Candra mengembuskan napas keras, lalu mengeluarkan ponsel dari saku.
"Carikan penata rias yang ready dalam sepuluh menit. Segera!" perintahnya kepada seseorang di telepon.
Candra melirik sekilas jam yang melingkar di tangannya. "Masih ada waktu tiga puluh menit lagi sebelum berangkat."
"Penata rias buat apa? Ini udah dandan kok."
"Ya ampun, Stela. Kamu bilang ini sudah dandan?" Candra terbahak. "Kamu ini sekretaris CEO stasiun televisi berita nomor satu di Indonesia, Stela!"
"Trus?" tanggap Stela enteng.
"Ya tidak bisa seperti ini dong kalau ke kantor." Candra memutar bola mata.
"Tunggu di kamar, jangan tutup pintu. Sebentar lagi penata rias datang." Candra melihat sekilas ke kamar Vincent. "Mau cek Pak Bos dulu. Khawatir ada yang lupa."
Stela tertunduk lesu, lalu kembali lagi ke kamar.

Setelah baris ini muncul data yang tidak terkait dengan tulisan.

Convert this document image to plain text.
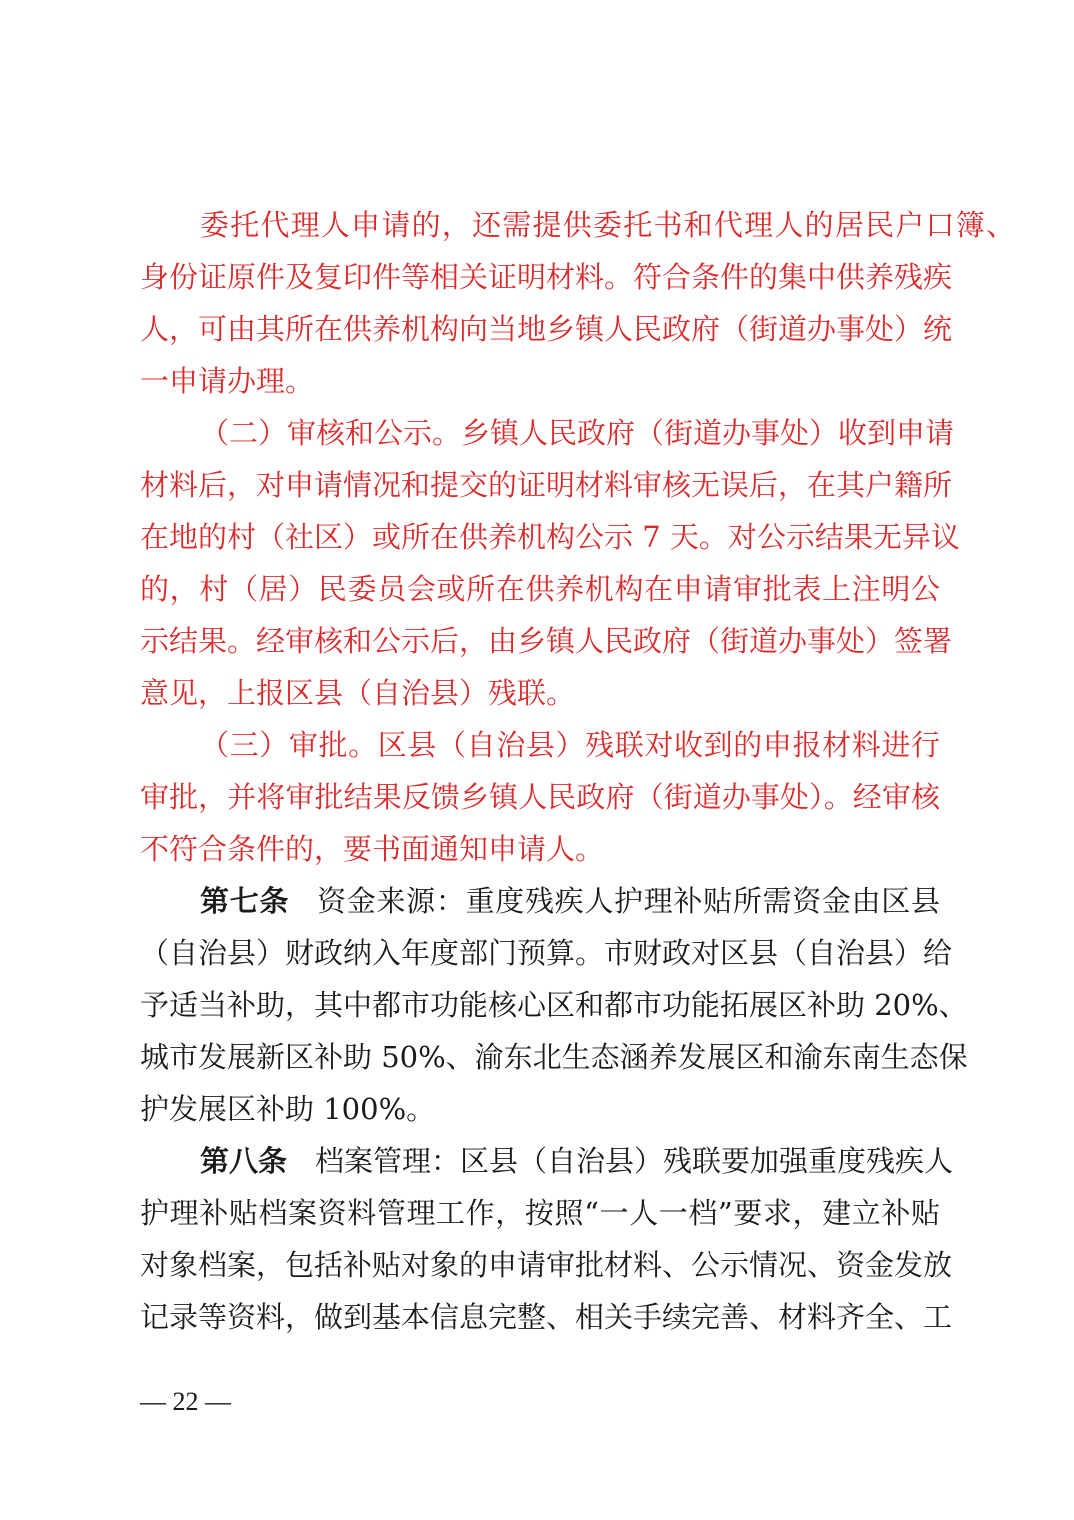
委托代理人申请的，还需提供委托书和代理人的居民户口簿、
身份证原件及复印件等相关证明材料。符合条件的集中供养残疾
人，可由其所在供养机构向当地乡镇人民政府（街道办事处）统
一申请办理。
（二）审核和公示。乡镇人民政府（街道办事处）收到申请
材料后，对申请情况和提交的证明材料审核无误后，在其户籍所
在地的村（社区）或所在供养机构公示 7 天。对公示结果无异议
的，村（居）民委员会或所在供养机构在申请审批表上注明公
示结果。经审核和公示后，由乡镇人民政府（街道办事处）签署
意见，上报区县（自治县）残联。
（三）审批。区县（自治县）残联对收到的申报材料进行
审批，并将审批结果反馈乡镇人民政府（街道办事处）。经审核
不符合条件的，要书面通知申请人。
第七条 资金来源：重度残疾人护理补贴所需资金由区县
（自治县）财政纳入年度部门预算。市财政对区县（自治县）给
予适当补助，其中都市功能核心区和都市功能拓展区补助 20%、
城市发展新区补助 50%、渝东北生态涵养发展区和渝东南生态保
护发展区补助 100%。
第八条 档案管理：区县（自治县）残联要加强重度残疾人
护理补贴档案资料管理工作，按照“一人一档”要求，建立补贴
对象档案，包括补贴对象的申请审批材料、公示情况、资金发放
记录等资料，做到基本信息完整、相关手续完善、材料齐全、工
— 22 —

Berlebihan nggak sih? Ini sekarang mau kerja atau ikutan ajang model-modelan? Huuffhh, gerutu Stela tentu di dalam hati.
Kurang dari sepuluh menit, seorang penata rias tiba di depan kamar.
"Boleh akika masuk, Cyin?" tanya seorang pria bertubuh kurus, rambut pendek dan melambai. Bulu mata anti badai Syahrini terpasang di pinggir kelopak mata. Sebuah kotak perlengkapan make-up tergantung di tangan kiri.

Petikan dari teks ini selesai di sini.